Thompson reportedly resigned from the U.S. Attorney’s Office last month to protest the Trump administration’s aggressive immigration enforcement raising immediate ethical questions about whether his new role defending Lemon is a political statement or a legal strategy.

Lemon is currently charged with:

  • Conspiracy to violate the right of religious freedom at a house of worship

  • Violating the FACE Act, which prohibits disrupting religious services

Court documents show that Lemon was fully aware of the activists’ plans ahead of time. He even muted his livestream microphone during a planning session to avoid broadcasting tactical details, prosecutors said.

“There is nothing in the Constitution that tells you what time you can protest,” Lemon claimed during the livestream. “That’s the whole point of it, to disrupt, to make uncomfortable.”

The protest, organized by Black Lives Matter Minnesota and the Racial Justice Network, targeted the church because one of its pastors reportedly works for Immigration and Customs Enforcement (ICE).

Dozens of protesters, led by activist and reverend Nekima Levy-Armstrong, stormed the sanctuary during the sermon, chanting “ICE out of Minnesota” and “hands up, don’t shoot.” Parishioners were forced to leave. Worship was suspended.

The federal charges come amid growing concerns about left-wing activists targeting religious institutions, particularly when they’re tied to law enforcement or conservative causes.

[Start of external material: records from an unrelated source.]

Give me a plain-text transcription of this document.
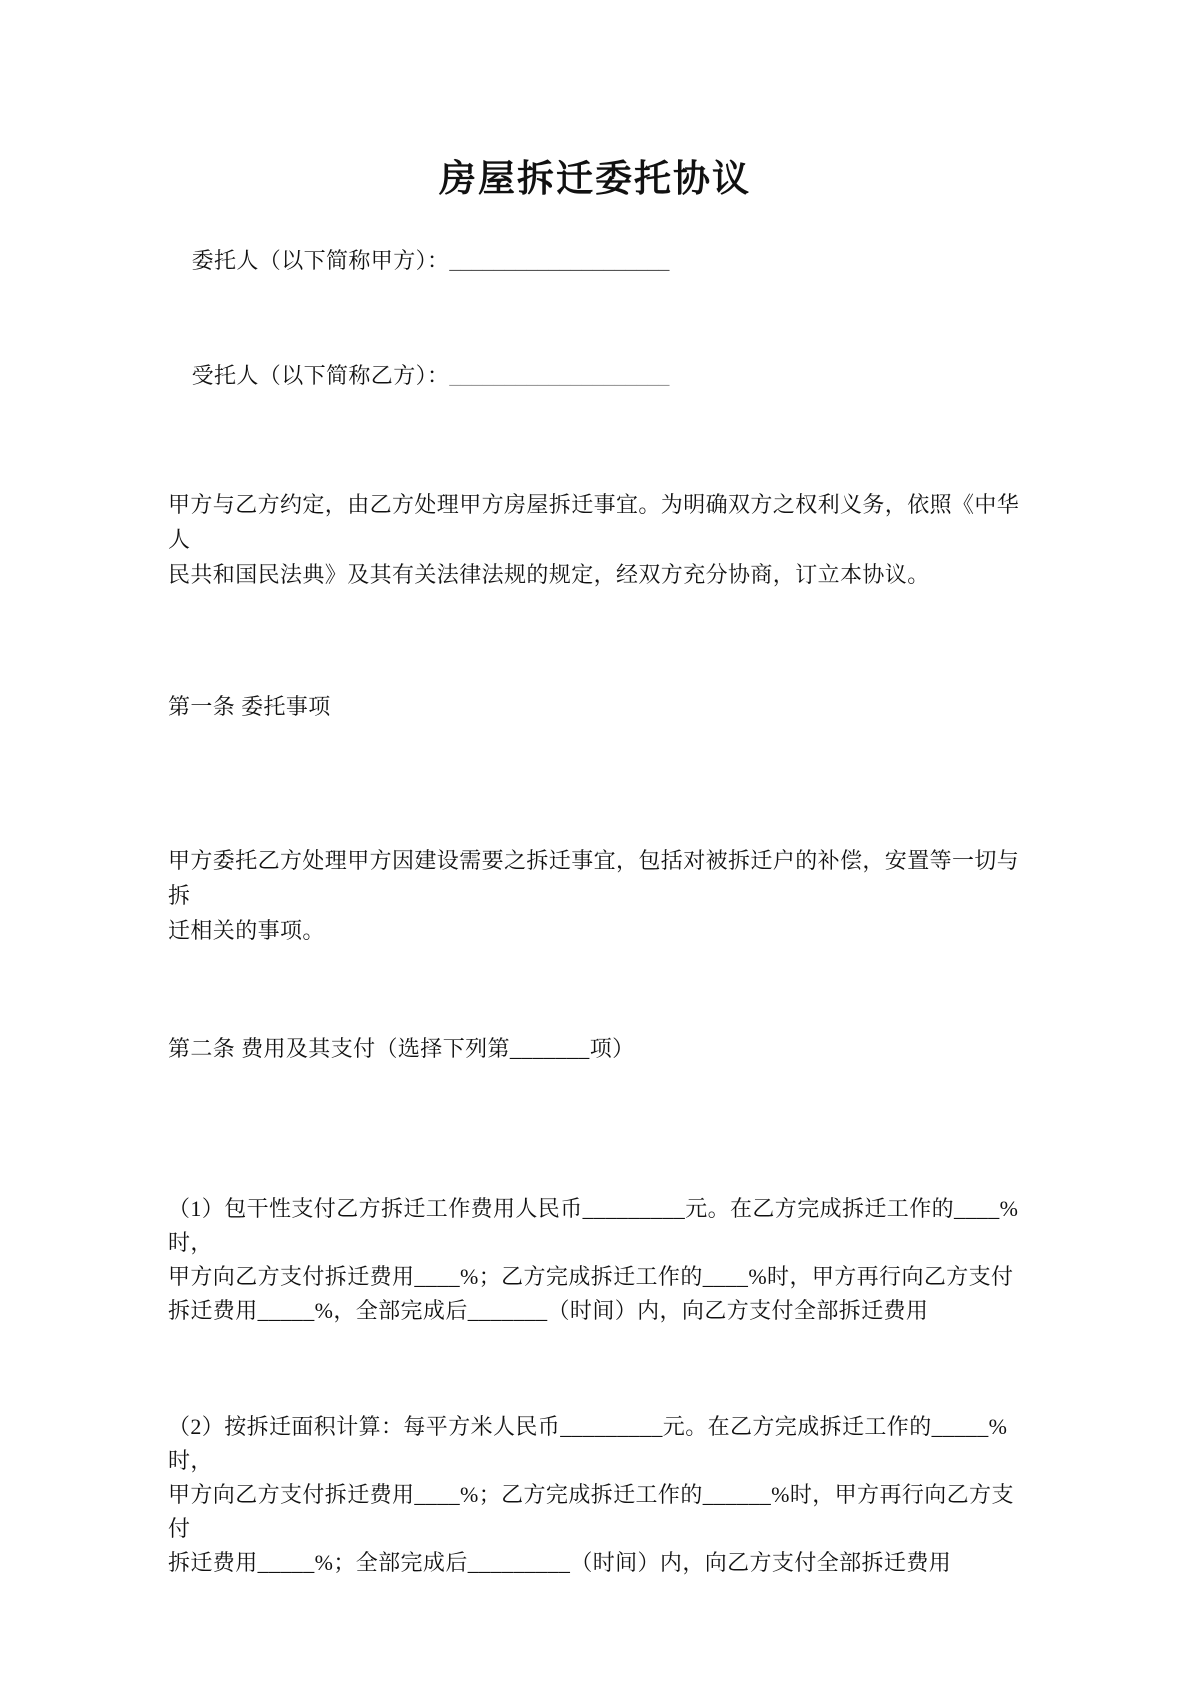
房屋拆迁委托协议

委托人（以下简称甲方）：____________________

受托人（以下简称乙方）：____________________

甲方与乙方约定，由乙方处理甲方房屋拆迁事宜。为明确双方之权利义务，依照《中华人
民共和国民法典》及其有关法律法规的规定，经双方充分协商，订立本协议。
第一条 委托事项
甲方委托乙方处理甲方因建设需要之拆迁事宜，包括对被拆迁户的补偿，安置等一切与拆
迁相关的事项。
第二条 费用及其支付（选择下列第_______项）
（1）包干性支付乙方拆迁工作费用人民币_________元。在乙方完成拆迁工作的____%时，
甲方向乙方支付拆迁费用____%；乙方完成拆迁工作的____%时，甲方再行向乙方支付
拆迁费用_____%，全部完成后_______（时间）内，向乙方支付全部拆迁费用
（2）按拆迁面积计算：每平方米人民币_________元。在乙方完成拆迁工作的_____%时，
甲方向乙方支付拆迁费用____%；乙方完成拆迁工作的______%时，甲方再行向乙方支付
拆迁费用_____%；全部完成后_________（时间）内，向乙方支付全部拆迁费用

Lemon has made no effort to walk back his involvement instead blaming the Trump administration’s immigration enforcement for fueling the protest.

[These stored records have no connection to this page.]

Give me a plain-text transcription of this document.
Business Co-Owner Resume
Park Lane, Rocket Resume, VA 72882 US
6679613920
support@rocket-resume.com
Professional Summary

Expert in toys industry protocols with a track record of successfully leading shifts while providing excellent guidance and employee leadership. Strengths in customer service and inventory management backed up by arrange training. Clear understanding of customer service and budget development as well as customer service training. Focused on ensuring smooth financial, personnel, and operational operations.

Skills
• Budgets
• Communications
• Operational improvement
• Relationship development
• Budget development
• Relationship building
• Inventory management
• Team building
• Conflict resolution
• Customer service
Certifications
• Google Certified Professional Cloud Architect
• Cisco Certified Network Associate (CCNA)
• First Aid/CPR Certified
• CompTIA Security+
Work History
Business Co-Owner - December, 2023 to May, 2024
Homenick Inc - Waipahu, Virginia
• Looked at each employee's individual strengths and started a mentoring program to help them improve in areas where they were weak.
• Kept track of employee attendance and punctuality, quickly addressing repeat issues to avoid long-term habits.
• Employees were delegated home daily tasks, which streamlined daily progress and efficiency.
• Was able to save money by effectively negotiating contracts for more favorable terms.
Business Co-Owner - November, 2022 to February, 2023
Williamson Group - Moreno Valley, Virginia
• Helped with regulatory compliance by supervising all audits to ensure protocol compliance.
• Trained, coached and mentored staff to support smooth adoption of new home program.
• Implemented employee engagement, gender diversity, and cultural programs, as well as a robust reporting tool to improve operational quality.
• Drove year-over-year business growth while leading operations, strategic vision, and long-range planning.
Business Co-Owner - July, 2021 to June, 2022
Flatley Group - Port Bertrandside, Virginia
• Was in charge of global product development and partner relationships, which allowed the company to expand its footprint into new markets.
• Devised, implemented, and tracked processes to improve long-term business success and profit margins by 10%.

“This is the beginning of what’s going to happen here,” Lemon said on camera. “When you violate people’s due process… people get upset and angry.”

But in the eyes of federal prosecutors, this wasn’t just “people getting upset.” It was a calculated invasion of a house of worship, aided by a national media personality who cheered it on in real time.

Now, with a former federal prosecutor and political operative on his legal team, Lemon is positioning himself as both a defendant and a progressive martyr hoping the courtroom becomes a stage for his activist narrative.

The question remains: Will the courts treat this like a free speech case or like a deliberate assault on religious freedom?